Inside Out 2 (3 ½ stars out of 4)
I noticed something while watching “Inside Out 2” that I hadn’t quite picked up on before. We all know Pixar puts out films that are enjoyable for parents as well as their presumed adolescent target audience, and the new sequel to Pete Docter’s 2015 original maintains that standard. But like that film, “Inside Out 2” also captures something very real that even the best Pixar films can’t always manage.
The stakes are small, but they feel enormous.
We should all know the basic concept by now. The “Inside Out” films take place inside the mind of a young girl named Riley (voiced by Kensington Tallman). The main characters are her dominant emotions, personified: joy, sadness, anger, etc. These characters go on dramatic adventures, but on the outside, Riley is encountering very relatable, down-to-earth experiences. In the first movie, she was moving cross-country and starting in a brand-new school. In “Inside Out 2,” she’s attending a hockey camp. The fate of the world is not at stake, and Riley is no “chosen one” prophesied to bring balance to the Force or to fight off the Dark Lord Voldemort.
And yet, in her mind, the fate of ‘her’ world is at stake.
Aside from the cleverness of the basic concept, this is one of the things I like best about the “Inside Out” films. It’s one of the reasons they hit so hard, no matter how old you are. Because sadly, the things Riley is wrestling with are the same things a lot of people continue to wrestle with their entire adult lives: change, disappointment, fear, even just dealing with other people.
Moving from Minnesota to San Francisco was a pretty big challenge in the first movie, but the new film has an even bigger challenge in store for Riley: puberty. Our hero is now thirteen years old, and all the abject horrors of the teen years—especially the middle school years—come crashing down when Riley heads off to a summer hockey camp with two of her closest teammates. On the way, she finds out her friends will be heading off to a different school in the fall, and once at the camp, Riley is presented with the temptation to team up with some of the popular kids on the high school team, which threatens to change her entire personality.

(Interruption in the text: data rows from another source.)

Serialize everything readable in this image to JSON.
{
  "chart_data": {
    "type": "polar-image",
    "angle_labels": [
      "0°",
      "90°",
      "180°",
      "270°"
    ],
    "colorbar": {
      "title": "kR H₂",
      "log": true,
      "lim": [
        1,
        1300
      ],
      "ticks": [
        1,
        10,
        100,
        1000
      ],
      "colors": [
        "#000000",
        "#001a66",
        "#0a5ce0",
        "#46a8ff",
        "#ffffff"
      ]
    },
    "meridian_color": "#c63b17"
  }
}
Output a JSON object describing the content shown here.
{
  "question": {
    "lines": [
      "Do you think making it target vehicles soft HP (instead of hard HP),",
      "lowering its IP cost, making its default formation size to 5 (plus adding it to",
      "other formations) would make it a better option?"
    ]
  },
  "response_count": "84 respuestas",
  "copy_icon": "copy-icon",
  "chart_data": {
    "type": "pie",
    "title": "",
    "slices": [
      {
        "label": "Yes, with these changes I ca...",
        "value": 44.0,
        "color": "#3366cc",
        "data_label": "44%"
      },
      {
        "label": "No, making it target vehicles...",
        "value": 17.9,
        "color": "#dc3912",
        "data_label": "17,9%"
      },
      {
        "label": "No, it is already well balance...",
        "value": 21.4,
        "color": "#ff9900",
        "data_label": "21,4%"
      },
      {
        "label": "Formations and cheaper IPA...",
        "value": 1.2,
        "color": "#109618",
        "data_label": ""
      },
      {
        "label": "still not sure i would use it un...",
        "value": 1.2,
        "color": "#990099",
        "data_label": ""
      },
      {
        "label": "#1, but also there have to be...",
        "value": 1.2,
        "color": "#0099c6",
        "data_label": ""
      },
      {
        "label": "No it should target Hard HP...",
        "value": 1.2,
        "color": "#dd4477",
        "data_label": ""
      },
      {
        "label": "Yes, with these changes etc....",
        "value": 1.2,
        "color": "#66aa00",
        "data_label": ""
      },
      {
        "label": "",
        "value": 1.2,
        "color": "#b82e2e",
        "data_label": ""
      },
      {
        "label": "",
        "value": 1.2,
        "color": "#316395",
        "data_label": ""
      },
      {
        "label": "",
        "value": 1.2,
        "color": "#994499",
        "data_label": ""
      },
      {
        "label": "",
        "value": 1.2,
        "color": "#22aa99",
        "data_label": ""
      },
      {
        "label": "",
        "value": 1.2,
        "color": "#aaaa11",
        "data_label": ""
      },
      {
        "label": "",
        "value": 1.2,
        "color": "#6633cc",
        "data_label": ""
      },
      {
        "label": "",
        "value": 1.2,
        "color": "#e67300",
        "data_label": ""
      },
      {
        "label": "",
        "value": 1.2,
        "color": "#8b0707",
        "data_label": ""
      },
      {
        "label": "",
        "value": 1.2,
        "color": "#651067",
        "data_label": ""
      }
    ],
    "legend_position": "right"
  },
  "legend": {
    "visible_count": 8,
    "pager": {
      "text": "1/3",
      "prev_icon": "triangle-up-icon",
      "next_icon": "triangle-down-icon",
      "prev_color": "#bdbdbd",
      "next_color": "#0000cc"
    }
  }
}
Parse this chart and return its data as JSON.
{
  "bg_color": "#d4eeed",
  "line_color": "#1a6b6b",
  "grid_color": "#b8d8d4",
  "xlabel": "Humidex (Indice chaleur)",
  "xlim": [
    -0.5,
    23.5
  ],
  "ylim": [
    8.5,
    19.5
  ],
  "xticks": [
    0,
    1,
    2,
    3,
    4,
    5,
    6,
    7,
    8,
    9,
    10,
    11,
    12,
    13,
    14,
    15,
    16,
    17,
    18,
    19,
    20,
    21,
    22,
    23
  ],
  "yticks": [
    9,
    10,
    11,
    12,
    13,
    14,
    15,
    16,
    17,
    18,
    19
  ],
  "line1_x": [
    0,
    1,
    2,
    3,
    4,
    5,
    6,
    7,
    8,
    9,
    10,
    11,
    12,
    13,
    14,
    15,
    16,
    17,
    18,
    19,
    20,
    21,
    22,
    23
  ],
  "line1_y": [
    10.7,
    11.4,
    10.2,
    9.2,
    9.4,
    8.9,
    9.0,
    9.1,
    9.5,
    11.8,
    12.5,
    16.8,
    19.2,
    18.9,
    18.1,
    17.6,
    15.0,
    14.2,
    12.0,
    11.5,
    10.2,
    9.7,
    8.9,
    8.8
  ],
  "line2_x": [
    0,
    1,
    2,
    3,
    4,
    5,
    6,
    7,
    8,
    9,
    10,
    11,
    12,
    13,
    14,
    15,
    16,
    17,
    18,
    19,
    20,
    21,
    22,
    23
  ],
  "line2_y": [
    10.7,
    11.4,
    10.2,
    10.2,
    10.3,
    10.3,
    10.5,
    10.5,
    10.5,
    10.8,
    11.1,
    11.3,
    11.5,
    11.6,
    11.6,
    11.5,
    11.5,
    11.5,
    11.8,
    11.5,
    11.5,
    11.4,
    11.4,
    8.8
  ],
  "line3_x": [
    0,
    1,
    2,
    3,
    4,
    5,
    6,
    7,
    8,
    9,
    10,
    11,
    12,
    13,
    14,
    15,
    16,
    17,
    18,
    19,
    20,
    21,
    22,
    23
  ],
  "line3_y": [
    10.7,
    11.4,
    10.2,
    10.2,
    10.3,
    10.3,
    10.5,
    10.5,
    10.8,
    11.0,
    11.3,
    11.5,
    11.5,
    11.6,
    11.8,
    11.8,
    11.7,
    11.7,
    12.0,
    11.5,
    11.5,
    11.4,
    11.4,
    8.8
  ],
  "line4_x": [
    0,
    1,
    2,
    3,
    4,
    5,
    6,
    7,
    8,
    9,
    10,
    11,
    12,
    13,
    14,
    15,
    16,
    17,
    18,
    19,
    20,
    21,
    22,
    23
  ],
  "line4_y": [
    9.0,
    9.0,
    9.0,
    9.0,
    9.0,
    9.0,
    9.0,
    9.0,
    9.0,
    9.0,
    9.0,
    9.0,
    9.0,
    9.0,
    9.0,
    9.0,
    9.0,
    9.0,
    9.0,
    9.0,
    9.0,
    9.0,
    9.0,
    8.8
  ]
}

This brings us to the action inside Riley’s mind. In recent years, Joy (Amy Poehler), Sadness (Phyllis Smith), and the team have gotten into the bad habit of shuffling off Riley’s undesirable memories to a storage dump at the back of her mind. But that foreboding practice gets set aside when puberty brings a new group of emotions to Riley’s “control room.” Now the veterans have to fight for control with new competitors like Embarrassment (Paul Walter Hauser), Ennui (Adele Exarchopoulos), and worst of all, Anxiety (Maya Hawke). In no time, years of hard work get tossed aside as Riley’s personality seemingly gets rebuilt from scratch, this time with horrible sentiments like “I’m not good enough” providing the foundational blocks.
The movie plays this out with the old emotions getting banished to the back of Riley’s mind with the undesirable memories, then having to fight their way back to the control room, where Anxiety and co. have been running amok. In the “real world,” Riley is making drastic changes to her appearance and personality to find a new place in her environment, and threatening to derail all her best qualities in pursuit of a promising new future.
The new film keeps up the clever approach of the original, though it doesn’t offer a lot in terms of new twists and turns. But the basic idea is still meaningful enough that simply adding the specter of puberty and a handful of new emotions is enough to keep things engaging.
Funny enough, the animation and performances don’t especially stand out, but in a film like this, where the concept and the story are really what’s critical, it almost doesn’t matter. Altogether, “Inside Out 2” probably isn’t as good as the first film, but it’s not just a rehash, either. It’s a logical next step in a relatable journey that could keep generating new movies well into Riley’s adulthood. In fact, given the comic cutaways to the control rooms in Riley’s parents’ minds, an adult version of “Inside Out” could be a lot of fun.
“Inside Out 2” is rated PG, basically because it explores all those aforementioned emotions and themes.